By Luke Klink
The Rusk County Junior Fair Livestock Project Auction lassoed $70,916 in total bids Saturday night, completing another year of dedication by area youngsters who raised market animals.
The final tally is still a $17,315 decrease from the $88,231 generated by the large animal auction last year, marking a 19.6 percent drop.
Most of the difference can be attributed to a steep decline in number of swine animals up for auction, according to Ladysmith Market President Norb Christman at Security Financial Bank. There were 28 swine auctioned last year compared with only 16 swine this year.
“It is down considerably, but that is in number of units,” Christman said.
Last year there were 49 large animals sold at auction compared with 34 this year, a 30.6 percent drop. Last year there were 28 swine, 13 beef, six sheep and two goats. This year there were 16 swine, 11 beef, five sheep and two goats.
These totals do not include the results from the Small Animal Livestock Auction.
Swine typically sell for $1,000 or considerably even more. Dairy and beef steer bids can surpass $3,000.
The swine and steer bids likely account for this year’s bidding decrease, according to Christman.

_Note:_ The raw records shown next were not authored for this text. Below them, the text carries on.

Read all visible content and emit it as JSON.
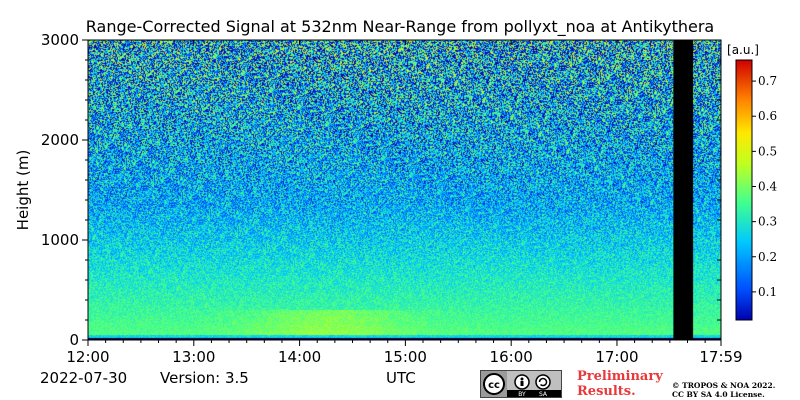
{
  "chart_data": {
    "type": "heatmap",
    "title": "Range-Corrected Signal at 532nm Near-Range from pollyxt_noa at Antikythera",
    "ylabel": "Height (m)",
    "xlabel": "UTC",
    "x_ticks": [
      "12:00",
      "13:00",
      "14:00",
      "15:00",
      "16:00",
      "17:00",
      "17:59"
    ],
    "y_ticks": [
      "0",
      "1000",
      "2000",
      "3000"
    ],
    "ylim": [
      0,
      3000
    ],
    "colorbar": {
      "label": "[a.u.]",
      "ticks": [
        "0.1",
        "0.2",
        "0.3",
        "0.4",
        "0.5",
        "0.6",
        "0.7"
      ],
      "range": [
        0.02,
        0.76
      ],
      "colormap": "jet"
    },
    "no_data_interval": [
      "17:32",
      "17:43"
    ],
    "low_level_band_m": [
      0,
      70
    ]
  },
  "footer": {
    "date": "2022-07-30",
    "version": "Version: 3.5",
    "prelim_line1": "Preliminary",
    "prelim_line2": "Results.",
    "copyright_line1": "© TROPOS & NOA 2022.",
    "copyright_line2": "CC BY SA 4.0 License.",
    "cc_cc": "cc",
    "cc_by": "BY",
    "cc_sa": "SA"
  }
}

“There is about a difference of $17,000 and that is probably close to all being in swine,” Christman said. “They average $1,100 to $1,200 a piece, times 12,that is almost all of it right there. Then you take a couple of beef animals out as well.”
In recent years, the auction results have exceeded the $100,000 threshold in total bids.
“The volume proportion of swine down is a lot higher than the proportion of beef down,” Christman said.
However, beef often sell for double and triple the amount of a single swine.
“A couple of beef, though, depending on size, is where you get the $4,000, $5000 or $6,000 at a crack. You can be down a couple of beef, and that can be $10,000 in the total. But here, in reality the total is down about $17,000 but you are down a dozen swine,” Christman said.
Christman works at Security Financial Bank, which bought a market swine with an $1,100 winning bid.
“You can figure $1,000 and $1,200 as an average for a swine as a given,” Christman said.
Changing demographics could be playing a role in the auction totals as the decline in rural farms continues in the state.
Wisconsin lost 638 dairy farms in 2018, according to the latest data from the state Department of Agriculture, Trade and Consumer Protection. That’s a 7.25 percent decline in the number of registered dairy herds — the biggest drop since records started in 2004. The state lost another 42 dairy farms in July, and since Jan. 1, has lost 491 farms. At this rate, the Dairy State could lose 735 dairy farms this year, which would be a decline of 9 percent. In 2018, the state lost 691 farms, a rate of decline of 7.9 percent. Over the last decade the state has lost more than 5,000 farms, or 40 percent of its licensed dairy farms.
Cow numbers are not declining as rapidly, however. Since January, Wisconsin cow numbers have declined just 2,000 head to 1.268 million. The average cows per farm, as a result has ticked up from 157 cows per herd in January to 166 in August.
In 2015, market animal sales in the Rusk County Fair Livestock Project increased by almost one third due to having more units up for sale, more bidders and soaring beef prices. The end result was a 28.5 percent hike in auction revenue from $84,640 in 2014 to $108,747 in 2015.
There are many variables that go into auction revenue, including if audience members get involved in a bidding war.
“They have had some fairly remarkable years,” Christman said of the auction.